In other words, sounds like it's regressed back to the Spider-Man 1 days, where 'swinging' was basically flying.
I suppose I should be offended that they've rejected our genius, but I get it. Most people who pick up a Spider-Man movie game probably don't want a skill challenge - they don't want to have to learn how to be Spider-Man - they just want to press a button and be Spider-Man. It appeals to the mass market.
But it doesn't appeal to the hardcore. Which means it doesn't appeal to most critics. Take Tom Chick for example:
...you’re just holding down a trigger button. At which point web swinging happens. This is a fine way to keep a game from having any meaningful Spider-Man flavor. Web swinging should never just happen. Web swinging should be something you do. It should bring with it some sense of accomplishment, exhilaration, and interactivity. It shouldn’t be something you watch. We have movies for that.
And for my personal taste, yeah. Totally agree. Not to mention - in Arkham City (and, I presume, Amazing Spider-Man) the environment doesn't matter much. You have an objective - you point the camera in that direction - you press the button. Whether there's a big wall or a lot of nothing in your way doesn't really matter. You automatically go over the wall or zip to the next wall or whatever. I want the terrain to matter - different levels with different forms and shapes should be a different experiences that create different sorts of challenges.
But this is all very good news for me. It means for the people out there who want an up-to-date take on a 3d swinging game mechanic - Energy Hook is the place they're going to have to come to. There's no competition right now.
Totally agree about swinging! "Real" swinging mechanics are the bomb.
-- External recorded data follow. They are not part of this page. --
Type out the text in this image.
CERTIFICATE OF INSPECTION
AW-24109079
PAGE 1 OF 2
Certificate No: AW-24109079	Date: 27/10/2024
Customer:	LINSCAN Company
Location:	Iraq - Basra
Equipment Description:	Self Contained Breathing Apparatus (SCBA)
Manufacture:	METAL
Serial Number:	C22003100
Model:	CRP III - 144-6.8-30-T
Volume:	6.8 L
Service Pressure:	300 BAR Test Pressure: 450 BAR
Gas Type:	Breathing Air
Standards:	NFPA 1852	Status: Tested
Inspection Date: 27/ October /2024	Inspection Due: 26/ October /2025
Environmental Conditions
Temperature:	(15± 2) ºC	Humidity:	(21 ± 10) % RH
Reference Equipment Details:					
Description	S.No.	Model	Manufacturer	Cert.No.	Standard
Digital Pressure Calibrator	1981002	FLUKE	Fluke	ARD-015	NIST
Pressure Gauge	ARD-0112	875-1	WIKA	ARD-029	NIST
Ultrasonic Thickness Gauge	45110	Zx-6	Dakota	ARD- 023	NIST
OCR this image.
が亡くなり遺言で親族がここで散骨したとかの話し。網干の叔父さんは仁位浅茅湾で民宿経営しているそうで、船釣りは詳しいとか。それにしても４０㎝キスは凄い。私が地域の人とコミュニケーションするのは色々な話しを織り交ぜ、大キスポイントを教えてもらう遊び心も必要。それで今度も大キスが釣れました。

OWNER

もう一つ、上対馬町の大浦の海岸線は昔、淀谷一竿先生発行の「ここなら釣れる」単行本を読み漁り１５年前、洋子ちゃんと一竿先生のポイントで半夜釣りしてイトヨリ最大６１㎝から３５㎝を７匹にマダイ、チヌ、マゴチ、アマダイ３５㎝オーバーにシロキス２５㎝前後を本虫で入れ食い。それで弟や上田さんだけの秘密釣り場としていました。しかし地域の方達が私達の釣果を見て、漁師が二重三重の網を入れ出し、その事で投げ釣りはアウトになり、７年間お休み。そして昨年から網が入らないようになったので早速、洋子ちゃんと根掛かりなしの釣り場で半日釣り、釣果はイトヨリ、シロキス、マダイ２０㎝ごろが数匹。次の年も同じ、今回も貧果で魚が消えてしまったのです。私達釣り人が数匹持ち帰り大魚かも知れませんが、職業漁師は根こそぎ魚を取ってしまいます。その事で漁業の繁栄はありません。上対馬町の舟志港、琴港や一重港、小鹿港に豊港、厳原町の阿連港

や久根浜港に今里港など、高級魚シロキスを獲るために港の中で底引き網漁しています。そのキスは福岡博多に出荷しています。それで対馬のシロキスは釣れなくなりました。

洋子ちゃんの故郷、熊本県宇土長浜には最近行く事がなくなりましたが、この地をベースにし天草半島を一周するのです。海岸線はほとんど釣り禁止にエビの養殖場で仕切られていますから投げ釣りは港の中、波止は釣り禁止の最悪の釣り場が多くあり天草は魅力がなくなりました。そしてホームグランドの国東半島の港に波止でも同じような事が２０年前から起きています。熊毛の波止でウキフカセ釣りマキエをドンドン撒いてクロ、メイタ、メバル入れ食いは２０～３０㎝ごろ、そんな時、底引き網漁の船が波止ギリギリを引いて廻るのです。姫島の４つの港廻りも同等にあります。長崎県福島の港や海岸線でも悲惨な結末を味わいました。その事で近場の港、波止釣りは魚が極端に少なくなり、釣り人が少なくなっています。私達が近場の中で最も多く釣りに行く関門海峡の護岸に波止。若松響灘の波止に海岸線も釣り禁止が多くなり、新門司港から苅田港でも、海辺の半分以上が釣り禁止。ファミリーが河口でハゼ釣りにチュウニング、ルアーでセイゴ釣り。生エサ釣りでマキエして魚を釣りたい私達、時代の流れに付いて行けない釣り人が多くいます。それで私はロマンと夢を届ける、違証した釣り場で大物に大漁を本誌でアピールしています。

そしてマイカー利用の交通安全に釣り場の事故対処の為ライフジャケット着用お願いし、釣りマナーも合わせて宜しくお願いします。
Don't agree about Arkham City, though. Try to zip/glide across the whole city without touching the ground or losing too much speed. It is something you do, not just a button you press, and it requires constant assessment of the environment.
But, zip/glide is not swinging. True, skill-based swinging in Energy Hook is gonna rock!
Posted by: John Harper | July 26, 2012 at 12:28 PM
Yeah, the terrain matters some, particularly when you're doing the swoop-glide thing, or giving yourself a challenge like you suggest, but most of the time when I was playing I was just numbly pressing forward towards the next objective marker.
But in general I liked Arkham City - particularly the stealth sections.